OK, so maybe it wasn’t malicious. But at the very least, you can improve the coverage of the model so that it is complete, and so that you end up with a one-to-one correspondence between your model and your implementation. They are then isomorphic. That model can be used as a golden reference for further validation down the line.
So who’s doing this?
Formal solutions are actually widely available; the Big 3, Cadence, Mentor, and Synopsys all have formal and ABV tools and flows. But small guys are entering the fray as well, relying on different characteristics for differentiation.
Jasper has placed focus on their particular approach to design tunneling, claiming patented superior heuristics. They also have emphasized what they call their “visualization flow,” which is the interactive mode of use for identifying bugs and exploring various scenarios.
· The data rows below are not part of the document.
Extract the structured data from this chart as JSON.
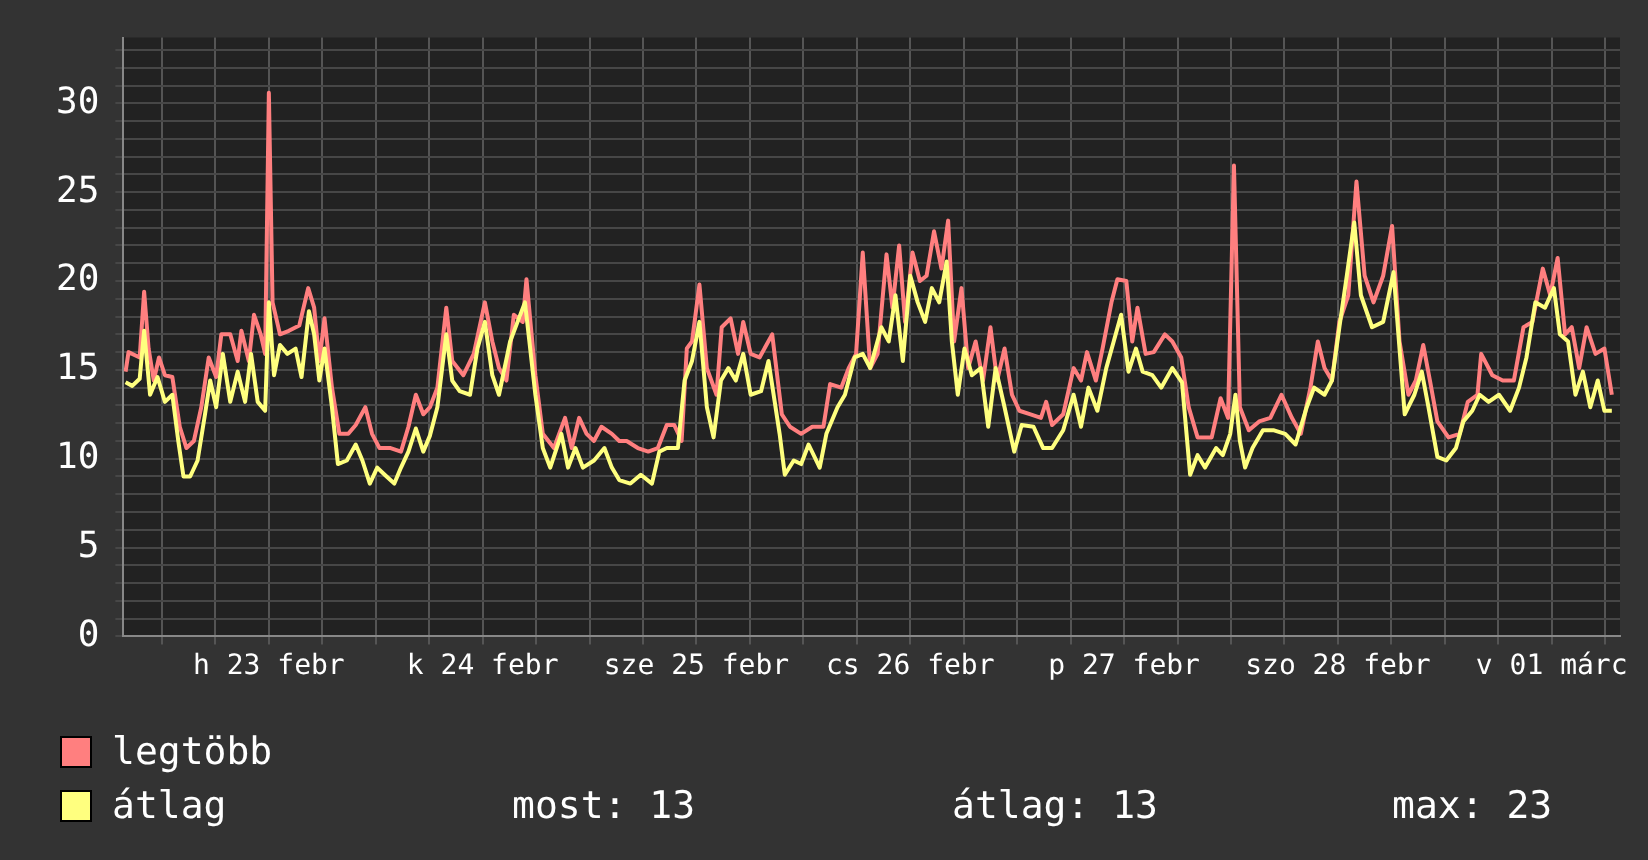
{
  "chart_data": {
    "type": "line",
    "xlim": [
      "--02-22T19:40",
      "--03-01T19:40"
    ],
    "ylim": [
      0,
      33.7
    ],
    "xticks": [
      {
        "value": "--02-23T00:00",
        "label": null
      },
      {
        "value": "--02-23T06:00",
        "label": null
      },
      {
        "value": "--02-23T12:00",
        "label": "h 23 febr"
      },
      {
        "value": "--02-23T18:00",
        "label": null
      },
      {
        "value": "--02-24T00:00",
        "label": null
      },
      {
        "value": "--02-24T06:00",
        "label": null
      },
      {
        "value": "--02-24T12:00",
        "label": "k 24 febr"
      },
      {
        "value": "--02-24T18:00",
        "label": null
      },
      {
        "value": "--02-25T00:00",
        "label": null
      },
      {
        "value": "--02-25T06:00",
        "label": null
      },
      {
        "value": "--02-25T12:00",
        "label": "sze 25 febr"
      },
      {
        "value": "--02-25T18:00",
        "label": null
      },
      {
        "value": "--02-26T00:00",
        "label": null
      },
      {
        "value": "--02-26T06:00",
        "label": null
      },
      {
        "value": "--02-26T12:00",
        "label": "cs 26 febr"
      },
      {
        "value": "--02-26T18:00",
        "label": null
      },
      {
        "value": "--02-27T00:00",
        "label": null
      },
      {
        "value": "--02-27T06:00",
        "label": null
      },
      {
        "value": "--02-27T12:00",
        "label": "p 27 febr"
      },
      {
        "value": "--02-27T18:00",
        "label": null
      },
      {
        "value": "--02-28T00:00",
        "label": null
      },
      {
        "value": "--02-28T06:00",
        "label": null
      },
      {
        "value": "--02-28T12:00",
        "label": "szo 28 febr"
      },
      {
        "value": "--02-28T18:00",
        "label": null
      },
      {
        "value": "--03-01T00:00",
        "label": null
      },
      {
        "value": "--03-01T06:00",
        "label": null
      },
      {
        "value": "--03-01T12:00",
        "label": "v 01 márc"
      },
      {
        "value": "--03-01T18:00",
        "label": null
      }
    ],
    "yticks": [
      0,
      {
        "value": 1,
        "label": null
      },
      {
        "value": 2,
        "label": null
      },
      {
        "value": 3,
        "label": null
      },
      {
        "value": 4,
        "label": null
      },
      5,
      {
        "value": 6,
        "label": null
      },
      {
        "value": 7,
        "label": null
      },
      {
        "value": 8,
        "label": null
      },
      {
        "value": 9,
        "label": null
      },
      10,
      {
        "value": 11,
        "label": null
      },
      {
        "value": 12,
        "label": null
      },
      {
        "value": 13,
        "label": null
      },
      {
        "value": 14,
        "label": null
      },
      15,
      {
        "value": 16,
        "label": null
      },
      {
        "value": 17,
        "label": null
      },
      {
        "value": 18,
        "label": null
      },
      {
        "value": 19,
        "label": null
      },
      20,
      {
        "value": 21,
        "label": null
      },
      {
        "value": 22,
        "label": null
      },
      {
        "value": 23,
        "label": null
      },
      {
        "value": 24,
        "label": null
      },
      25,
      {
        "value": 26,
        "label": null
      },
      {
        "value": 27,
        "label": null
      },
      {
        "value": 28,
        "label": null
      },
      {
        "value": 29,
        "label": null
      },
      30,
      {
        "value": 31,
        "label": null
      },
      {
        "value": 32,
        "label": null
      },
      {
        "value": 33,
        "label": null
      }
    ],
    "grid": true,
    "legend": "bottom",
    "marker": "none",
    "line_style": "solid",
    "annotations": [
      "most: 13",
      "átlag: 13",
      "max: 23"
    ],
    "series": [
      {
        "name": "legtöbb",
        "color": "#ff7f7f",
        "x": [
          "--02-22T19:55",
          "--02-22T20:15",
          "--02-22T21:30",
          "--02-22T22:00",
          "--02-22T22:30",
          "--02-22T23:05",
          "--02-22T23:40",
          "--02-23T00:20",
          "--02-23T01:10",
          "--02-23T02:00",
          "--02-23T02:45",
          "--02-23T03:35",
          "--02-23T04:25",
          "--02-23T05:15",
          "--02-23T06:05",
          "--02-23T06:40",
          "--02-23T07:40",
          "--02-23T08:30",
          "--02-23T08:55",
          "--02-23T09:45",
          "--02-23T10:20",
          "--02-23T11:05",
          "--02-23T11:35",
          "--02-23T12:00",
          "--02-23T12:25",
          "--02-23T13:15",
          "--02-23T14:15",
          "--02-23T15:25",
          "--02-23T16:25",
          "--02-23T17:05",
          "--02-23T17:40",
          "--02-23T18:15",
          "--02-23T19:05",
          "--02-23T19:55",
          "--02-23T20:55",
          "--02-23T21:45",
          "--02-23T22:50",
          "--02-23T23:35",
          "--02-24T00:25",
          "--02-24T01:40",
          "--02-24T02:50",
          "--02-24T03:40",
          "--02-24T04:30",
          "--02-24T05:20",
          "--02-24T06:05",
          "--02-24T06:55",
          "--02-24T07:55",
          "--02-24T08:35",
          "--02-24T09:50",
          "--02-24T11:00",
          "--02-24T12:15",
          "--02-24T13:05",
          "--02-24T13:50",
          "--02-24T14:40",
          "--02-24T15:30",
          "--02-24T16:30",
          "--02-24T16:55",
          "--02-24T17:55",
          "--02-24T18:45",
          "--02-24T20:00",
          "--02-24T21:15",
          "--02-24T22:00",
          "--02-24T22:50",
          "--02-24T23:40",
          "--02-25T00:30",
          "--02-25T01:20",
          "--02-25T02:30",
          "--02-25T03:20",
          "--02-25T04:10",
          "--02-25T05:25",
          "--02-25T06:35",
          "--02-25T07:40",
          "--02-25T08:40",
          "--02-25T09:30",
          "--02-25T10:20",
          "--02-25T10:55",
          "--02-25T11:30",
          "--02-25T12:20",
          "--02-25T13:10",
          "--02-25T14:15",
          "--02-25T14:50",
          "--02-25T15:50",
          "--02-25T16:40",
          "--02-25T17:15",
          "--02-25T18:05",
          "--02-25T19:05",
          "--02-25T20:30",
          "--02-25T21:35",
          "--02-25T22:30",
          "--02-25T23:45",
          "--02-26T01:00",
          "--02-26T02:15",
          "--02-26T03:00",
          "--02-26T04:15",
          "--02-26T05:05",
          "--02-26T05:55",
          "--02-26T06:40",
          "--02-26T07:30",
          "--02-26T08:20",
          "--02-26T09:20",
          "--02-26T10:00",
          "--02-26T10:45",
          "--02-26T11:25",
          "--02-26T12:15",
          "--02-26T13:05",
          "--02-26T13:50",
          "--02-26T14:40",
          "--02-26T15:30",
          "--02-26T16:15",
          "--02-26T16:55",
          "--02-26T17:45",
          "--02-26T18:30",
          "--02-26T19:20",
          "--02-26T20:10",
          "--02-26T21:00",
          "--02-26T21:45",
          "--02-26T22:35",
          "--02-26T23:25",
          "--02-27T00:15",
          "--02-27T01:30",
          "--02-27T02:40",
          "--02-27T03:15",
          "--02-27T03:55",
          "--02-27T05:10",
          "--02-27T06:20",
          "--02-27T07:10",
          "--02-27T07:50",
          "--02-27T08:50",
          "--02-27T09:35",
          "--02-27T10:35",
          "--02-27T11:15",
          "--02-27T12:15",
          "--02-27T12:55",
          "--02-27T13:30",
          "--02-27T14:25",
          "--02-27T15:20",
          "--02-27T16:35",
          "--02-27T17:25",
          "--02-27T18:25",
          "--02-27T19:15",
          "--02-27T20:15",
          "--02-27T21:50",
          "--02-27T22:50",
          "--02-27T23:40",
          "--02-28T00:20",
          "--02-28T01:00",
          "--02-28T02:00",
          "--02-28T03:10",
          "--02-28T04:25",
          "--02-28T05:40",
          "--02-28T06:50",
          "--02-28T07:50",
          "--02-28T08:55",
          "--02-28T09:45",
          "--02-28T10:30",
          "--02-28T11:20",
          "--02-28T12:10",
          "--02-28T13:10",
          "--02-28T14:05",
          "--02-28T15:00",
          "--02-28T16:00",
          "--02-28T17:05",
          "--02-28T18:05",
          "--02-28T18:55",
          "--02-28T19:55",
          "--02-28T20:45",
          "--02-28T21:35",
          "--02-28T22:20",
          "--02-28T23:10",
          "--03-01T00:25",
          "--03-01T01:40",
          "--03-01T02:35",
          "--03-01T03:40",
          "--03-01T04:05",
          "--03-01T05:20",
          "--03-01T06:30",
          "--03-01T07:45",
          "--03-01T08:50",
          "--03-01T09:50",
          "--03-01T11:00",
          "--03-01T11:50",
          "--03-01T12:40",
          "--03-01T13:30",
          "--03-01T14:15",
          "--03-01T15:05",
          "--03-01T15:55",
          "--03-01T16:55",
          "--03-01T17:55",
          "--03-01T18:45"
        ],
        "values": [
          14.9,
          16.0,
          15.7,
          19.4,
          16.2,
          14.4,
          15.7,
          14.7,
          14.6,
          11.8,
          10.6,
          11.0,
          12.9,
          15.7,
          14.6,
          17.0,
          17.0,
          15.5,
          17.2,
          15.5,
          18.1,
          17.0,
          15.9,
          30.6,
          18.8,
          17.0,
          17.2,
          17.5,
          19.6,
          18.5,
          15.5,
          17.9,
          14.0,
          11.4,
          11.4,
          11.9,
          12.9,
          11.4,
          10.6,
          10.6,
          10.4,
          11.8,
          13.6,
          12.5,
          12.9,
          14.0,
          18.5,
          15.5,
          14.7,
          15.9,
          18.8,
          16.6,
          15.1,
          14.4,
          18.1,
          17.7,
          20.1,
          14.7,
          11.4,
          10.6,
          12.3,
          10.6,
          12.3,
          11.4,
          11.0,
          11.8,
          11.4,
          11.0,
          11.0,
          10.6,
          10.4,
          10.6,
          11.9,
          11.9,
          11.0,
          16.2,
          16.6,
          19.8,
          15.1,
          13.6,
          17.4,
          17.9,
          15.9,
          17.7,
          15.9,
          15.7,
          17.0,
          12.5,
          11.8,
          11.4,
          11.8,
          11.8,
          14.2,
          14.0,
          15.1,
          15.9,
          21.6,
          15.1,
          15.9,
          21.5,
          18.5,
          22.0,
          17.7,
          21.6,
          20.0,
          20.3,
          22.8,
          20.7,
          23.4,
          16.6,
          19.6,
          15.1,
          16.6,
          14.4,
          17.4,
          14.4,
          16.2,
          13.6,
          12.7,
          12.5,
          12.3,
          13.2,
          11.9,
          12.5,
          15.1,
          14.4,
          16.0,
          14.4,
          16.2,
          18.8,
          20.1,
          20.0,
          16.6,
          18.5,
          15.9,
          16.0,
          17.0,
          16.6,
          15.7,
          12.9,
          11.2,
          11.2,
          13.4,
          12.3,
          26.5,
          12.9,
          11.6,
          12.1,
          12.3,
          13.6,
          12.3,
          11.4,
          14.0,
          16.6,
          15.1,
          14.4,
          17.7,
          19.2,
          25.6,
          20.3,
          18.8,
          20.3,
          23.1,
          16.6,
          13.6,
          14.4,
          16.4,
          14.4,
          12.1,
          11.2,
          11.4,
          13.2,
          13.6,
          15.9,
          14.7,
          14.4,
          14.4,
          17.4,
          17.7,
          20.7,
          19.2,
          21.3,
          17.0,
          17.4,
          15.1,
          17.4,
          15.9,
          16.2,
          13.6
        ]
      },
      {
        "name": "átlag",
        "color": "#ffff7f",
        "x": [
          "--02-22T19:55",
          "--02-22T20:40",
          "--02-22T21:30",
          "--02-22T22:00",
          "--02-22T22:40",
          "--02-22T23:30",
          "--02-23T00:20",
          "--02-23T01:10",
          "--02-23T01:50",
          "--02-23T02:25",
          "--02-23T03:10",
          "--02-23T04:00",
          "--02-23T04:50",
          "--02-23T05:25",
          "--02-23T06:05",
          "--02-23T06:50",
          "--02-23T07:40",
          "--02-23T08:30",
          "--02-23T09:20",
          "--02-23T10:00",
          "--02-23T10:45",
          "--02-23T11:35",
          "--02-23T12:00",
          "--02-23T12:35",
          "--02-23T13:15",
          "--02-23T14:05",
          "--02-23T15:00",
          "--02-23T15:40",
          "--02-23T16:30",
          "--02-23T17:05",
          "--02-23T17:40",
          "--02-23T18:15",
          "--02-23T19:05",
          "--02-23T19:45",
          "--02-23T20:45",
          "--02-23T21:45",
          "--02-23T22:30",
          "--02-23T23:20",
          "--02-24T00:10",
          "--02-24T01:00",
          "--02-24T02:05",
          "--02-24T02:50",
          "--02-24T03:40",
          "--02-24T04:30",
          "--02-24T05:20",
          "--02-24T06:05",
          "--02-24T06:55",
          "--02-24T07:55",
          "--02-24T08:35",
          "--02-24T09:25",
          "--02-24T10:35",
          "--02-24T11:25",
          "--02-24T12:15",
          "--02-24T13:05",
          "--02-24T13:50",
          "--02-24T15:05",
          "--02-24T15:55",
          "--02-24T16:45",
          "--02-24T17:55",
          "--02-24T18:45",
          "--02-24T19:35",
          "--02-24T20:50",
          "--02-24T21:35",
          "--02-24T22:25",
          "--02-24T23:15",
          "--02-25T00:30",
          "--02-25T01:40",
          "--02-25T02:30",
          "--02-25T03:20",
          "--02-25T04:35",
          "--02-25T05:45",
          "--02-25T07:00",
          "--02-25T07:50",
          "--02-25T08:40",
          "--02-25T09:55",
          "--02-25T10:40",
          "--02-25T11:30",
          "--02-25T12:20",
          "--02-25T13:10",
          "--02-25T13:55",
          "--02-25T14:45",
          "--02-25T15:35",
          "--02-25T16:25",
          "--02-25T17:15",
          "--02-25T18:05",
          "--02-25T19:15",
          "--02-25T20:05",
          "--02-25T21:20",
          "--02-25T21:55",
          "--02-25T22:55",
          "--02-25T23:45",
          "--02-26T00:35",
          "--02-26T01:50",
          "--02-26T02:35",
          "--02-26T03:50",
          "--02-26T04:40",
          "--02-26T05:45",
          "--02-26T06:40",
          "--02-26T07:30",
          "--02-26T08:45",
          "--02-26T09:35",
          "--02-26T10:20",
          "--02-26T11:10",
          "--02-26T12:00",
          "--02-26T12:50",
          "--02-26T13:40",
          "--02-26T14:25",
          "--02-26T15:15",
          "--02-26T16:05",
          "--02-26T16:40",
          "--02-26T17:20",
          "--02-26T18:05",
          "--02-26T18:55",
          "--02-26T19:55",
          "--02-26T20:45",
          "--02-26T21:35",
          "--02-26T22:35",
          "--02-26T23:40",
          "--02-27T00:30",
          "--02-27T01:50",
          "--02-27T02:55",
          "--02-27T03:55",
          "--02-27T05:10",
          "--02-27T06:20",
          "--02-27T07:10",
          "--02-27T08:00",
          "--02-27T09:00",
          "--02-27T10:00",
          "--02-27T10:50",
          "--02-27T11:40",
          "--02-27T12:30",
          "--02-27T13:20",
          "--02-27T14:05",
          "--02-27T15:10",
          "--02-27T16:10",
          "--02-27T17:25",
          "--02-27T18:30",
          "--02-27T19:25",
          "--02-27T20:15",
          "--02-27T21:05",
          "--02-27T22:20",
          "--02-27T23:05",
          "--02-27T23:55",
          "--02-28T00:30",
          "--02-28T01:00",
          "--02-28T01:35",
          "--02-28T02:25",
          "--02-28T03:35",
          "--02-28T04:50",
          "--02-28T06:05",
          "--02-28T07:15",
          "--02-28T08:30",
          "--02-28T09:20",
          "--02-28T10:30",
          "--02-28T11:20",
          "--02-28T12:10",
          "--02-28T13:00",
          "--02-28T13:50",
          "--02-28T14:35",
          "--02-28T15:50",
          "--02-28T17:05",
          "--02-28T18:15",
          "--02-28T18:55",
          "--02-28T19:30",
          "--02-28T20:35",
          "--02-28T21:25",
          "--02-28T22:10",
          "--02-28T23:10",
          "--03-01T00:10",
          "--03-01T01:15",
          "--03-01T02:05",
          "--03-01T03:05",
          "--03-01T03:55",
          "--03-01T04:55",
          "--03-01T06:05",
          "--03-01T07:20",
          "--03-01T08:20",
          "--03-01T09:10",
          "--03-01T10:10",
          "--03-01T11:15",
          "--03-01T12:15",
          "--03-01T12:55",
          "--03-01T13:50",
          "--03-01T14:40",
          "--03-01T15:30",
          "--03-01T16:20",
          "--03-01T17:10",
          "--03-01T17:55",
          "--03-01T18:45"
        ],
        "values": [
          14.3,
          14.1,
          14.5,
          17.2,
          13.6,
          14.6,
          13.2,
          13.6,
          11.0,
          9.0,
          9.0,
          9.9,
          12.5,
          14.4,
          12.9,
          15.9,
          13.2,
          14.9,
          13.2,
          15.9,
          13.2,
          12.7,
          18.8,
          14.7,
          16.4,
          15.9,
          16.2,
          14.6,
          18.3,
          17.0,
          14.4,
          16.2,
          12.9,
          9.7,
          9.9,
          10.8,
          9.9,
          8.6,
          9.5,
          9.1,
          8.6,
          9.5,
          10.4,
          11.7,
          10.4,
          11.3,
          12.9,
          17.0,
          14.4,
          13.8,
          13.6,
          16.2,
          17.7,
          14.7,
          13.6,
          16.6,
          17.7,
          18.8,
          13.6,
          10.6,
          9.5,
          11.4,
          9.5,
          10.6,
          9.5,
          9.9,
          10.6,
          9.5,
          8.8,
          8.6,
          9.1,
          8.6,
          10.4,
          10.6,
          10.6,
          14.4,
          15.5,
          17.7,
          12.9,
          11.2,
          14.4,
          15.1,
          14.4,
          15.9,
          13.6,
          13.8,
          15.5,
          11.4,
          9.1,
          9.9,
          9.7,
          10.8,
          9.5,
          11.4,
          12.9,
          13.6,
          15.7,
          15.9,
          15.1,
          17.4,
          16.6,
          19.2,
          15.5,
          20.3,
          18.8,
          17.7,
          19.6,
          18.8,
          21.1,
          16.6,
          13.6,
          16.2,
          14.7,
          15.1,
          11.8,
          15.1,
          12.9,
          10.4,
          11.9,
          11.8,
          10.6,
          10.6,
          11.6,
          13.6,
          11.8,
          14.0,
          12.7,
          15.1,
          16.6,
          18.1,
          14.9,
          16.2,
          14.9,
          14.7,
          14.0,
          15.1,
          14.3,
          9.1,
          10.2,
          9.5,
          10.6,
          10.2,
          11.4,
          13.6,
          11.0,
          9.5,
          10.6,
          11.6,
          11.6,
          11.4,
          10.8,
          12.9,
          14.0,
          13.6,
          14.4,
          17.4,
          20.3,
          23.3,
          19.2,
          17.4,
          17.7,
          20.5,
          16.2,
          12.5,
          13.6,
          14.9,
          12.9,
          10.1,
          9.9,
          10.6,
          12.1,
          12.7,
          13.6,
          13.2,
          13.6,
          12.7,
          14.0,
          15.7,
          18.8,
          18.5,
          19.6,
          17.0,
          16.6,
          13.6,
          14.9,
          12.9,
          14.4,
          12.7,
          12.7
        ]
      }
    ]
  }
}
They have waveform inputs and outputs that assist in making what can otherwise appear rather obscure look more straightforward.
OneSpin has focused on the fact that they’re the only ones with the ability to identify the property gaps; they’ll validate your circuit, but they will also validate the model, providing what they call “gap-free” verification. They also reduce the design space and handle waveform inputs.
Another company, RealIntent, has a basic ABV solution, but they’ve also decided to use their technology for some more specific tools. They have a tool to validate clock boundary crossings, injecting metastability to ensure that it isn’t propagated. They have another tool for validating false-path and multi-cycle-path constraints. And they’ve also got something that appears to be a LINT tool on steroids. It’s a bug checker, but it uses formal technology to look for certain pre-defined desirable or undesirable properties, such as dead code, unreachable states, and bus contention.
Bottom line is that there are a number of formal solutions that are now being actively promoted, with dedicated engineering teams frantically trying to compete with each other. That’s good news, since this technology can ride that wave of enthusiasm to become more and more accessible and usable in SoC validation.